Elfenbein writes about investing at Crossing Wall Street, and on that site he goes about the very Foolish mission of demystifing investing and the markets.
During our hourlong interview, I asked him about the advice he gives to self-described new investors. Watch the following video for the exchange. (Run time: 4:09; there's also a transcript under the video player.)
Brian Richards: When you get questions from new investors, what's your advice to them?
Eddy Elfenbein: Well, it sort of depends how you want to invest. I think that there's nothing wrong with passive investing, and for a lot investors that's great if you put half your money in a stock ETF and half your money in a -- 50% in SPY [the SPDRs S&P 500-tracking exchange-traded fund] and 50% in TLT [the iShares Barclays 20+ Year Treasury Bond ETF], you're going beat a lot of people who are paid a lot of money. And that's fine. There's nothing wrong with that at all.
Now, for investors who enjoy it and like to be part of the investing game -- which I am; not everybody is. So people who are interested in that, then my advice is look for companies that aren't followed by everybody else. Go off the beaten path. Everybody's got an opinion about Google. Everybody's got opinion about [ExxonMobil] or similar companies. There's 40 analysts who follow them. There are hundreds of companies that aren't followed by a single analyst. These are orphan stocks -- it's not worth it to Wall Street.
I'll give you an example -- and let me preface by saying I'm not recommending this, but there's a small company called Nicholas Financial(NASDAQ:NICK), which I read about a lot. It's not covered by any analysts. And I made a few calls, talked to the people there. You call up and you say, "I'd like to ask some questions." Some companies, sure, they'll be happy to talk to you. Nobody called you up at your job and asked you about it. You can read the financials, and it doesn't take long and you know as much as anybody.
And this company really impressed me by what they did, and I felt like I was a kid in a candy store. Nobody knew about this company. They make used-car loans, car loans for used cars. And with that you can charge about 25% in certain states. So they have -- I'll give you some rough numbers -- about $270 million in used-car loans. They get about 25% on that, so that's $68 million coming in the door each year.

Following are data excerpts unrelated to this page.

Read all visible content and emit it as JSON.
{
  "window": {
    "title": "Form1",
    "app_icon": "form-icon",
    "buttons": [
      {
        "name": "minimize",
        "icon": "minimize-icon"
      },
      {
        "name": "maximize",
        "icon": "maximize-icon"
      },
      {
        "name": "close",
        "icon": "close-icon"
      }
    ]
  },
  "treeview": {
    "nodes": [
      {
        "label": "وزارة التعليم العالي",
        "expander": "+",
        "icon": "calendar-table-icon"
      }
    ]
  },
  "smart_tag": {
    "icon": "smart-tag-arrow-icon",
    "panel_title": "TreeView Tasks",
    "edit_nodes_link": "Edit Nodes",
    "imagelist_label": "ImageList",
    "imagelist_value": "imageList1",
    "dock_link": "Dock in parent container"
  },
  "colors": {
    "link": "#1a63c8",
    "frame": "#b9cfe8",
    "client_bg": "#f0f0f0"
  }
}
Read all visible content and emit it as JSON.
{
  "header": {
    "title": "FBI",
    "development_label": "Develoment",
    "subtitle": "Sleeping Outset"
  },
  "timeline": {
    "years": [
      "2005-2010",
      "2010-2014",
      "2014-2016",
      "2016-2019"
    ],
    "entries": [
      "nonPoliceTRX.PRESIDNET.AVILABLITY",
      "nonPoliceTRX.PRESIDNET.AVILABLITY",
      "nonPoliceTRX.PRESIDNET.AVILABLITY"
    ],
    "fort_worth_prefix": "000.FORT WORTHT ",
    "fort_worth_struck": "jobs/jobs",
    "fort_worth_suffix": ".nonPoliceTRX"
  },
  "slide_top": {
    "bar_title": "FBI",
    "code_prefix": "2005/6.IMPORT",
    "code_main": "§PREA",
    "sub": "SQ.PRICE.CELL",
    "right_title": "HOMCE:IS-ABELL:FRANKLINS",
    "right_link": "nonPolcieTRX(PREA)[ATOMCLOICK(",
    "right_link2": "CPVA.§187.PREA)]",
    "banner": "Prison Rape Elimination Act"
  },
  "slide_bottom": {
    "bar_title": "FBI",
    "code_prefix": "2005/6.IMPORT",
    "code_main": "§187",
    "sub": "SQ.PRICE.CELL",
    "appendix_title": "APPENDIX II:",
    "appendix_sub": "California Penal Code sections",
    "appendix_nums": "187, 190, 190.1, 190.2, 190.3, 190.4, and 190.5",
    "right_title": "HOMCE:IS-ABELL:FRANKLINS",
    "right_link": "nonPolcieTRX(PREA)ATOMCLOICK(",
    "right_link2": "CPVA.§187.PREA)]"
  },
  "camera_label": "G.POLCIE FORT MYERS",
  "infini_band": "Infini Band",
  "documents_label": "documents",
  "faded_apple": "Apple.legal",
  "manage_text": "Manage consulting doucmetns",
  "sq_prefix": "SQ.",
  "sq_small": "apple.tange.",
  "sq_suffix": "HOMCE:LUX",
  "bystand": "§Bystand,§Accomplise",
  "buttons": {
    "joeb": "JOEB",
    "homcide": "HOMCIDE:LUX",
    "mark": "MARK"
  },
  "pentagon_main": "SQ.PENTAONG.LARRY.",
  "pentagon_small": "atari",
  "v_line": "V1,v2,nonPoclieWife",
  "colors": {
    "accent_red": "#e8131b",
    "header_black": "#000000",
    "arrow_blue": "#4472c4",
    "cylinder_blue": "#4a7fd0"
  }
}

They are about $100 million in debt, and that's at 5%. So think about that spread they're getting. So it's $68 million coming in the door, $5 million going out, so you're netting $63 million. The total operations to run the business is about $27 million, so that brings you down to about $36 million, and then taxes, which is a big hit. That's about another $14 million. So last year they cleared about $22 million and they have 12 million shares outstanding. It's a tiny company. I mean, Citigroup is a thousand times larger than them. They made $1.85 a share; at their March 2009 low they were at $1.85, right about that. So they were treating 1 times earnings, not one year out, not two years out, but between 24 and 36 months out they were trading at 1 times earnings and nobody knew that.
And I think they were dumped and people thought they were a subprime lender. And at no point were they losing money, at no point. They turned a profit every single quarter, and people were trading it. They really were going at pennies on the dollar, and the stock was at $1.85 and now it's at $12.50 today and I still think it's a bargain. I think it should be at least $17‑$18.
Richards: It's like One Up on Wall Street, Peter Lynch -- I think his example is Pep Boys.
Richards: It had a silly name. Nobody followed it.
Elfenbein: It's too goofy to even follow. Who thinks it could be that profitable?